Wenn Deutschland von Schnee und Kälte beherrscht wird, packt viele das Fernweh, so dass sie kurzerhand eine Reise buchen, um in sonnige Gebiete zu flüchten. Bei aller Vorfreude auf den baldigen Urlaub wird das Kofferpacken dann meist zu einem unbeliebten Übel. Wie Reisende jedoch effizient vorgehen können, ohne unnötig die Nerven zu strapazieren, recherchierte das Online-Reisebüro http://www.ab-in-den-urlaub.de/.

Wer mit System vorgeht ist generell schon einmal auf der sicheren Seite. Getreu dem Motto: Weniger ist mehr. Schließlich bedeutet überschaubares Gepäck, dass lästiges Kofferschleppen und eventuelle Zusatzkosten aufgrund von Übergepäck wegfallen. Die Reiseveranstalter oder Airlines selbst informieren in diesem Falle über das zulässige Höchstgewicht. Bei Handgepäck dürfen laut der Europäischen Reiseversicherung (ERV) meist fünf bis acht Kilogramm und die Maße 56 x 45 x 25 Zentimeter nicht überschritten werden.

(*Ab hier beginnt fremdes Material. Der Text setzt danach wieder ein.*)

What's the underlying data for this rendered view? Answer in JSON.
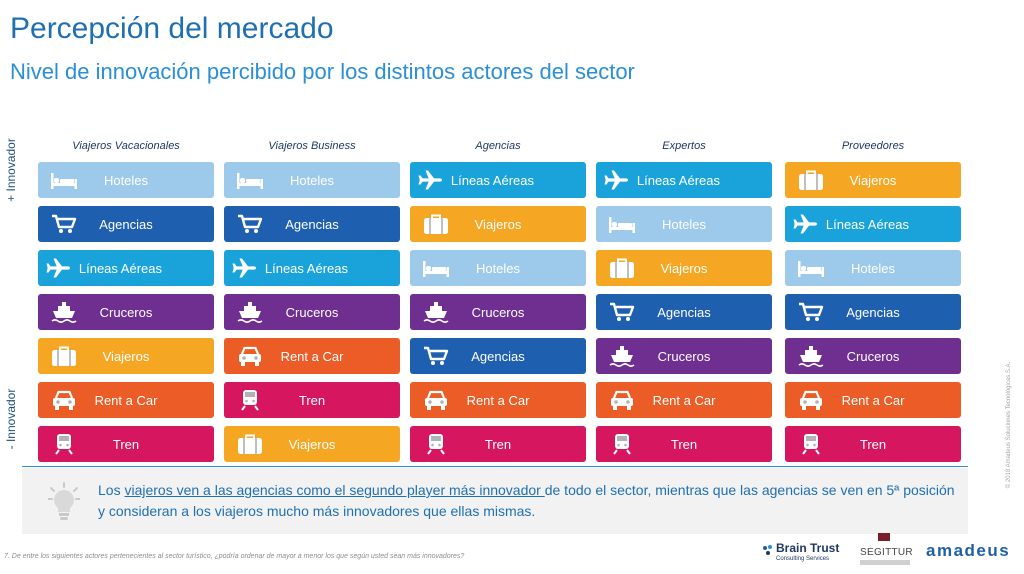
{
  "title": "Percepción del mercado",
  "subtitle": "Nivel de innovación percibido por los distintos actores del sector",
  "axis": {
    "plus": "+ Innovador",
    "minus": "- Innovador"
  },
  "colors": {
    "Hoteles": "#9dc9ea",
    "Agencias": "#1f5fb0",
    "Líneas Aéreas": "#1aa3da",
    "Cruceros": "#6e2f91",
    "Viajeros": "#f5a623",
    "Rent a Car": "#eb5c26",
    "Tren": "#d6165f"
  },
  "icons": {
    "Hoteles": "bed-icon",
    "Agencias": "shopping-cart-icon",
    "Líneas Aéreas": "airplane-icon",
    "Cruceros": "cruise-ship-icon",
    "Viajeros": "suitcase-icon",
    "Rent a Car": "car-icon",
    "Tren": "train-icon"
  },
  "columns": [
    {
      "header": "Viajeros Vacacionales",
      "items": [
        "Hoteles",
        "Agencias",
        "Líneas Aéreas",
        "Cruceros",
        "Viajeros",
        "Rent a Car",
        "Tren"
      ]
    },
    {
      "header": "Viajeros Business",
      "items": [
        "Hoteles",
        "Agencias",
        "Líneas Aéreas",
        "Cruceros",
        "Rent a Car",
        "Tren",
        "Viajeros"
      ]
    },
    {
      "header": "Agencias",
      "items": [
        "Líneas Aéreas",
        "Viajeros",
        "Hoteles",
        "Cruceros",
        "Agencias",
        "Rent a Car",
        "Tren"
      ]
    },
    {
      "header": "Expertos",
      "items": [
        "Líneas Aéreas",
        "Hoteles",
        "Viajeros",
        "Agencias",
        "Cruceros",
        "Rent a Car",
        "Tren"
      ]
    },
    {
      "header": "Proveedores",
      "items": [
        "Viajeros",
        "Líneas Aéreas",
        "Hoteles",
        "Agencias",
        "Cruceros",
        "Rent a Car",
        "Tren"
      ]
    }
  ],
  "note": {
    "prefix": "Los ",
    "underlined": "viajeros ven a las agencias como el segundo player más innovador ",
    "rest": "de todo el sector, mientras que las agencias se ven en 5ª posición y consideran a los viajeros mucho más innovadores que ellas mismas."
  },
  "footnote": "7. De entre los siguientes actores pertenecientes al sector turístico, ¿podría ordenar de mayor a menor los que según usted sean más innovadores?",
  "copyright": "© 2018 Amadeus Soluciones Tecnológicas S.A.",
  "logos": {
    "brain_trust": "Brain Trust",
    "brain_trust_sub": "Consulting Services",
    "segittur": "SEGITTUR",
    "amadeus": "amadeus"
  }
}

Wer zusätzliches Gerät wie die Skiausrüstung, einen Kinderwagen oder den Laptop mitnehmen möchte, sollte sich vorher mit dem Reiseveranstalter oder der Airline in Verbindung setzen, um zu klären, was bei deren Transport zu beachten ist und inwiefern hier Zusatzkosten entstehen. Das erspart böse Überraschungen am Flughafen.

Ins Handgepäck gehören Wertsachen, wichtige Dokumente und gegebenenfalls Medikamente, Brille oder Sonnenbrille. Flüssigkeiten jeglicher Art sind nur in Behältern mit einem maximalen Fassungsvermögen von 100 Millilitern zu transportieren. Diese Behälter wiederum gehören in einen wiederverschließbaren, durchsichtigen Plastikbeutel. Scharfe und spitze Gegenstände dürfen gar nicht im Handgepäck mitgeführt werden.

Im Koffer selbst sollten unbedingt Kopien der wichtigsten Dokumente und Ausweise aufbewahrt werden. Sollte es tatsächlich zum Verlust des Handgepäcks kommen, erleichtern einem die Kopien von Reisepass, Ausweis, Führerschein, Bank- oder Kreditkarte die Kommunikation am Flughafen oder im Hotel vor Ort.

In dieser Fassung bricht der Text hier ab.